La démocratie comporte son lot de grandeur et de servitude. Elle n’est pas à l’abri de celles et ceux qui pourraient vouloir la dévoyer ou l’instrumentaliser pour leurs propres finalités. Le premier devoir des citoyens pourrait donc être de veiller à élire des personnes qui s’engagent à servir l’outil démocratique sans songer à se servir d’abord.
Il n’en va pas toujours ainsi. Nos institutions démocratiques n’échappent ni à la démagogie ni au populisme. Ces termes ne sont pas synonymes mais complémentaires. Le populisme, dans l’acception actuelle de ce terme, exprime l’idée d’un courant politique qui se proclame le défenseur du peuple contre les puissances d’argent et les étrangers, selon le dictionnaire encyclopédique de la langue française (Hachette). C’est dire que l’on peut être populiste de droite comme de gauche, suivant l’ennemi que l’on désigne.
Le populisme sait revêtir les habits qui plaisent, même si au fond d’eux, nombre de citoyens finissent par ne pas être dupes. Le populisme se nourrit des boucs émissaires qu’il désigne au gré des besoins. Il se nourrit des difficultés économiques et sociales et s’attache à les amplifier. Il divise pour mieux régner et ceux qui manient cette arme en politique peuvent difficilement s’en passer ensuite. On peut se demander d’ailleurs si un parti qui use régulièrement du populisme est encore un parti politique, capable de réfléchir, de faire des propositions et d’assumer une vraie fonction d’acteur dans la démocratie directe.

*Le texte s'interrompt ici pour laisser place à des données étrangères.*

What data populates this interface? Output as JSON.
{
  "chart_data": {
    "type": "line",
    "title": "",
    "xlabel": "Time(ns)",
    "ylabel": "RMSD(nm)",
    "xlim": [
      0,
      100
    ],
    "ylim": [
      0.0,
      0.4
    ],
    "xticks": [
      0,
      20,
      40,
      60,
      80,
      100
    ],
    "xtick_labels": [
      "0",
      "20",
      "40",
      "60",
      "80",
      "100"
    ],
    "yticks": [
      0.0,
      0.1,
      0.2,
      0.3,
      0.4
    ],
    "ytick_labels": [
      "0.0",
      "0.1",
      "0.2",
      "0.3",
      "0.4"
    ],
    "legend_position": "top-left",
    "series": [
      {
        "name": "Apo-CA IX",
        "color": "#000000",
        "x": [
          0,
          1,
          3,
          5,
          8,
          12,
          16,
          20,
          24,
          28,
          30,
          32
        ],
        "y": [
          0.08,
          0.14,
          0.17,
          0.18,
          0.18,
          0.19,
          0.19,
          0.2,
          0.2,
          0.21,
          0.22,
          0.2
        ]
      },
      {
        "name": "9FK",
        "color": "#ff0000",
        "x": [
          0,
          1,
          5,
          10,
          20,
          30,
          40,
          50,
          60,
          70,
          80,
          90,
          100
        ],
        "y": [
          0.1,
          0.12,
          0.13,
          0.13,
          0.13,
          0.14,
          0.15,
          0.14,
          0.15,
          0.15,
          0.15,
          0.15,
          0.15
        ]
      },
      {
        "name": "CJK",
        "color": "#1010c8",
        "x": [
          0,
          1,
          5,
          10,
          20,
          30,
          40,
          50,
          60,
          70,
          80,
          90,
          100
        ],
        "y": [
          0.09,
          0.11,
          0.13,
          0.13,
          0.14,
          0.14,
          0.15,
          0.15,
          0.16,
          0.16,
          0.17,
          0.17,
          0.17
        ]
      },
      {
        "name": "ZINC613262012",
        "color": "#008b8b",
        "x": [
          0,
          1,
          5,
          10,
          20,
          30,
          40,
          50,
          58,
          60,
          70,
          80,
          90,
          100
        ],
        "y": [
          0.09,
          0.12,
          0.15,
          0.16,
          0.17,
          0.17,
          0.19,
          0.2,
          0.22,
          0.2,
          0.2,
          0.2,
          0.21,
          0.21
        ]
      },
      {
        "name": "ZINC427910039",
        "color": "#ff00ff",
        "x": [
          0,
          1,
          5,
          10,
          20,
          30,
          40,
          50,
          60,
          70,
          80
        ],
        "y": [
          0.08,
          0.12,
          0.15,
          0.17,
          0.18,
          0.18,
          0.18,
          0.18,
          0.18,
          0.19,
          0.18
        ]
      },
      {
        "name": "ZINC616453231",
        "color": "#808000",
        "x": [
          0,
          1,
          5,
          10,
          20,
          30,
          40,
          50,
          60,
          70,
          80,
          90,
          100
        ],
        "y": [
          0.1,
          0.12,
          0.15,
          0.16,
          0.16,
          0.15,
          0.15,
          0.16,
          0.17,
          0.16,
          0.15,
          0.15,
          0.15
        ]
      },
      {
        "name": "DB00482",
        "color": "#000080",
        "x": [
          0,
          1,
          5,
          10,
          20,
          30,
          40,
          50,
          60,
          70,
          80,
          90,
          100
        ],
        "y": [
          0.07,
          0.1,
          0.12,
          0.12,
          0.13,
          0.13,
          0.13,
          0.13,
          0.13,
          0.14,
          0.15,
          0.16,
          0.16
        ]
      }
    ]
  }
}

Quant à la démagogie, c’est une démarche tout aussi perverse si ce n’est davantage. Prendre le peuple en otage, prétendre représenter les citoyens alors que l’on espère régner en autocrate en prenant le peuple en otage.
Le plus grand danger, de tout cela, consiste, pour les partis et les élus politiques, à se laisser tenter par le succès que peuvent rencontrer les démagogues et les populistes. Et pourtant, il faut savoir résister, adopter, en politique, une éthique qui garantisse le respect des citoyennes et des citoyens. C’est le moins que l’on puisse attendre de nous, élus politiques!